Sì e no nel contempo. Tutto dipende dal momento, e questa distinzione è essenziale per la nostra discussione.
No, l'opinione di chicchessia non importa loro nulla nel momento in cui la situazione è esplosa, la gente si è sollevata, il loro potere è in pericolo: bisogna solo ammazzare per fare regnare la paura e conservare a tutti i costi il potere.
Per contro, durante i lunghi periodi in cui esercitano "normalmente" il potere, sono un po' interessati a quello che l'opinione nazionale e internazionale pensa di loro (ma non più di tanto). Più esattamente non si preoccupano affatto di quello che l'opinione pubblica PENSA. Quello che importa loro è quello che questa opinione pubblica FA O NON FA. Cioè l'unica cosa che interessa è che la gente si tenga tranquilla nel paese e che i governi e le società internazionali continuino a firmare i vergognosi ed ignobili contratti. Ed è in questo stesso contesto che le azioni nonviolente hanno tutto il loro senso, anche se la situazione è dura, violenta e penosa, anche se queste stesse azioni diventano estremamente difficili.

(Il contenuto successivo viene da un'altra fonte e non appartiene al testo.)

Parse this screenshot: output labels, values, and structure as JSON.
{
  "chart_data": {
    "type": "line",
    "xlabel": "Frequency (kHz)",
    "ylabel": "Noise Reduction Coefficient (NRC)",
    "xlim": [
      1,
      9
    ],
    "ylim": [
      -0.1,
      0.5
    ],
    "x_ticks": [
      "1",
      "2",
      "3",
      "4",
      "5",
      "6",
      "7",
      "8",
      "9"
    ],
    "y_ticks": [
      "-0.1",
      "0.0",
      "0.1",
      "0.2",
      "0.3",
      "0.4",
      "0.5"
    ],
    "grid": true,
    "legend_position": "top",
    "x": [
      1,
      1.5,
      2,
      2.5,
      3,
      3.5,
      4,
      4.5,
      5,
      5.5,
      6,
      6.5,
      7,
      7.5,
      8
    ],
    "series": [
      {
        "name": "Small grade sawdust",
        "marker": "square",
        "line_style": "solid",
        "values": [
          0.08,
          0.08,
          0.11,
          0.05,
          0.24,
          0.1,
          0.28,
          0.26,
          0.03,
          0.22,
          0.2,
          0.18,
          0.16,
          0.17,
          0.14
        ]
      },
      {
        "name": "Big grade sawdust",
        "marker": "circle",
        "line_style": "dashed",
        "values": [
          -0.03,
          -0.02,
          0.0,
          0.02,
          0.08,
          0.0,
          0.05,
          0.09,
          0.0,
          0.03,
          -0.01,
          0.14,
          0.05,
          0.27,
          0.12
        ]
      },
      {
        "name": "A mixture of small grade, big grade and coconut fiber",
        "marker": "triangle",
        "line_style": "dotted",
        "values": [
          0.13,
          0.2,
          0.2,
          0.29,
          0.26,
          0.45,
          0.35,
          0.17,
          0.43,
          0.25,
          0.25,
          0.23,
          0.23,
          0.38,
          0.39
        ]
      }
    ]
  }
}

Riassumo dunque la mia posizione:
1) per feroce che un potere sia, è impossibile pensare di rovesciarlo con le armi. Solo le azioni nonviolente (come quelle di D.Cornea o del pastore protestante L.Tökes, per restare in Romania) hanno un senso.
2) ma le cose cambiano quando si arriva ad una situazione limite, quando la pentola si scoperchia, quando la gente scende in piazza, quando anche l'esercito interviene. Non facciamoci illusioni: per importante che sia, non è la pressione internazionale che, in una tale situazione, può spingere le cose in un senso o nell'altro. E' l'esercito. In Romania l'esercito si è opposto al potere. In Cina l'esercito si è messo dalla parte del potere. In Romania è la democrazia che, malgrado tutto, ha vinto. In Cina il comunismo opprime ancora. E se l'esercito si mette dalla parte giusta, e se la sua azione si scontra con un'opposizione armata, non c'è allora altra possibilità che dimenticare per una volta, per una sola volta, la nonviolenza e sostenere attivamente quelli che rappresentano la sola possibilità di democrazia. Altra cosa è che la decisione personale di parteciparvi o non sia lasciata, come dice Cicciomessere, " alla coscienza di ciascuno".